Lance Corporal Arthur Bruce Stead, 9th Battalion, Duke of Wellington’s (West Riding Regiment)


Remembering the Fallen: on this day in 1916, Lance Corporal Arthur Bruce Stead, 9th Battalion, Duke of Wellington’s (West Riding Regiment), was listed as missing in action at Longueval on the Western Front. Despite being wounded, he had chosen to lead a stretcher party from the front lines to the dressing station, and that was the last time he was known to have been seen.

His parents’ only son, Lance Corporal Stead had been employed as a traveller with a wholesale milliners in Bradford before joining the Army just after the outbreak of the Great War. Of the young men from his small close-knit village who enlisted, thirteen did not return and they are memorialized on the village war memorial erected after the second world war.
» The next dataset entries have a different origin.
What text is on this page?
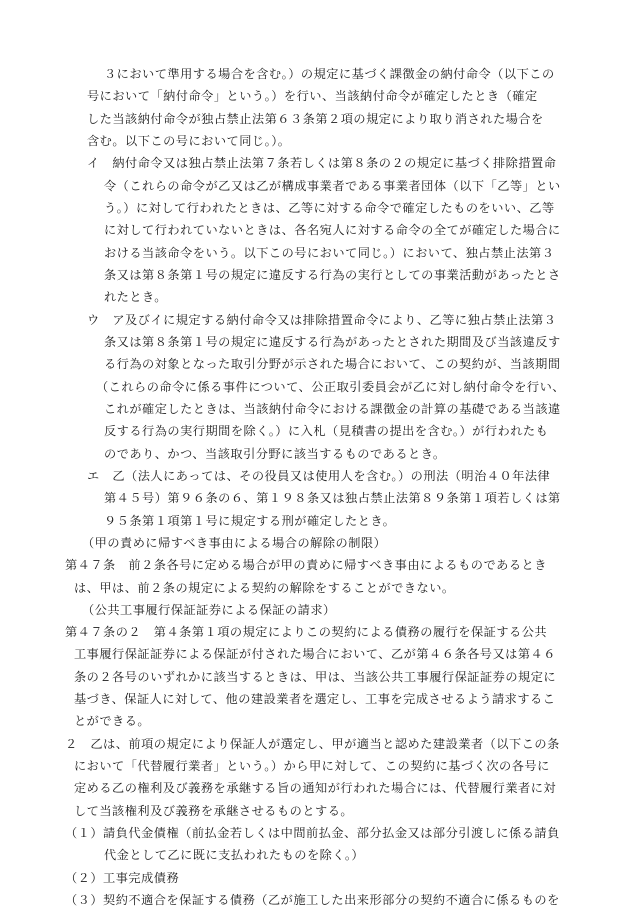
３において準用する場合を含む。）の規定に基づく課徴金の納付命令（以下この
号において「納付命令」という。）を行い、当該納付命令が確定したとき（確定
した当該納付命令が独占禁止法第６３条第２項の規定により取り消された場合を
含む。以下この号において同じ。）。
イ　納付命令又は独占禁止法第７条若しくは第８条の２の規定に基づく排除措置命
令（これらの命令が乙又は乙が構成事業者である事業者団体（以下「乙等」とい
う。）に対して行われたときは、乙等に対する命令で確定したものをいい、乙等
に対して行われていないときは、各名宛人に対する命令の全てが確定した場合に
おける当該命令をいう。以下この号において同じ。）において、独占禁止法第３
条又は第８条第１号の規定に違反する行為の実行としての事業活動があったとさ
れたとき。
ウ　ア及びイに規定する納付命令又は排除措置命令により、乙等に独占禁止法第３
条又は第８条第１号の規定に違反する行為があったとされた期間及び当該違反す
る行為の対象となった取引分野が示された場合において、この契約が、当該期間
（これらの命令に係る事件について、公正取引委員会が乙に対し納付命令を行い、
これが確定したときは、当該納付命令における課徴金の計算の基礎である当該違
反する行為の実行期間を除く。）に入札（見積書の提出を含む。）が行われたも
のであり、かつ、当該取引分野に該当するものであるとき。
エ　乙（法人にあっては、その役員又は使用人を含む。）の刑法（明治４０年法律
第４５号）第９６条の６、第１９８条又は独占禁止法第８９条第１項若しくは第
９５条第１項第１号に規定する刑が確定したとき。
（甲の責めに帰すべき事由による場合の解除の制限）
第４７条　前２条各号に定める場合が甲の責めに帰すべき事由によるものであるとき
は、甲は、前２条の規定による契約の解除をすることができない。
（公共工事履行保証証券による保証の請求）
第４７条の２　第４条第１項の規定によりこの契約による債務の履行を保証する公共
工事履行保証証券による保証が付された場合において、乙が第４６条各号又は第４６
条の２各号のいずれかに該当するときは、甲は、当該公共工事履行保証証券の規定に
基づき、保証人に対して、他の建設業者を選定し、工事を完成させるよう請求するこ
とができる。
２　乙は、前項の規定により保証人が選定し、甲が適当と認めた建設業者（以下この条
において「代替履行業者」という。）から甲に対して、この契約に基づく次の各号に
定める乙の権利及び義務を承継する旨の通知が行われた場合には、代替履行業者に対
して当該権利及び義務を承継させるものとする。
（１）請負代金債権（前払金若しくは中間前払金、部分払金又は部分引渡しに係る請負
代金として乙に既に支払われたものを除く。）
（２）工事完成債務
（３）契約不適合を保証する債務（乙が施工した出来形部分の契約不適合に係るものを
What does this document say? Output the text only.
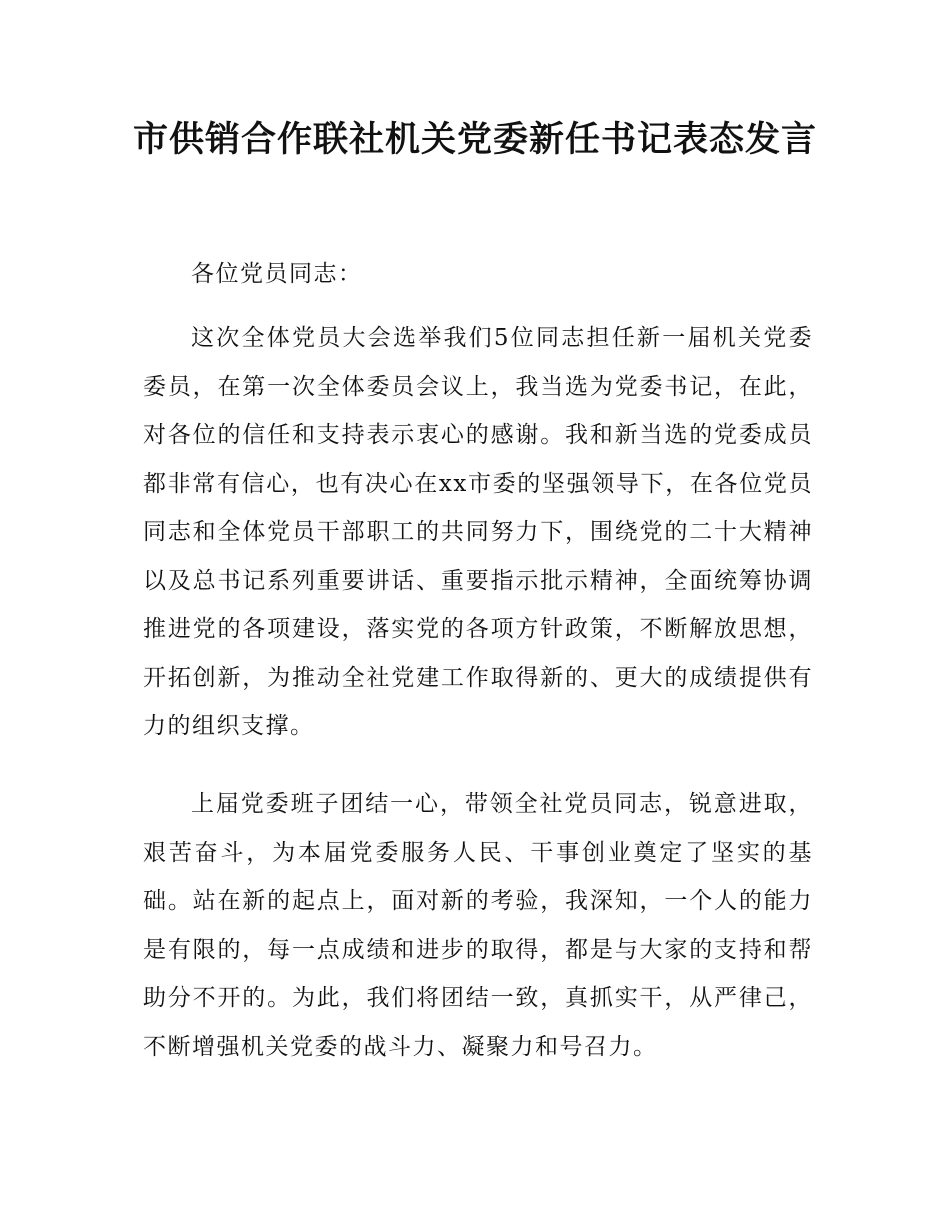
市供销合作联社机关党委新任书记表态发言

各位党员同志：

这次全体党员大会选举我们5位同志担任新一届机关党委委员，在第一次全体委员会议上，我当选为党委书记，在此，对各位的信任和支持表示衷心的感谢。我和新当选的党委成员都非常有信心，也有决心在xx市委的坚强领导下，在各位党员同志和全体党员干部职工的共同努力下，围绕党的二十大精神以及总书记系列重要讲话、重要指示批示精神，全面统筹协调推进党的各项建设，落实党的各项方针政策，不断解放思想，开拓创新，为推动全社党建工作取得新的、更大的成绩提供有力的组织支撑。

上届党委班子团结一心，带领全社党员同志，锐意进取，艰苦奋斗，为本届党委服务人民、干事创业奠定了坚实的基础。站在新的起点上，面对新的考验，我深知，一个人的能力是有限的，每一点成绩和进步的取得，都是与大家的支持和帮助分不开的。为此，我们将团结一致，真抓实干，从严律己，不断增强机关党委的战斗力、凝聚力和号召力。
After he had been reported missing, Lance Corporal Stead’s parents received a letter from one of his friends saying that two members of the stretcher party which their son had been leading had been injured, but there was no news of him nor the others, so he told them to hold out hope as the communications were poor due to the German shelling of the lines. He went on to say: “He was a very good soldier, quiet, but very determined and devoted to duty.” Mr. and Mrs. Stead did indeed hold out hope as they received a letter from the Record Office in York stating that their son had been severely wounded but that no further information had come to hand, there being some uncertainty as to what had happened.

In 1928 the body of a British soldier, assumed unknown, was found near Longueval; however, a piece of waterproof sheeting was discovered as the body was removed for re-burial and it contained Lance Corporal Stead’s details. So twelve years after he went missing, his parents received a letter of sympathy from his former commanding officer to state that he was now known to have been killed in action and that at the time he had been hastily buried in one of the many scattered graves. He was re-buried with reverence in the Serre Road Cemetery at Beaumont-Hamel, a commune in the Somme department in Hauts-de-France in northern France.

Arthur, from Eldwick, Yorkshire, was 26 years old.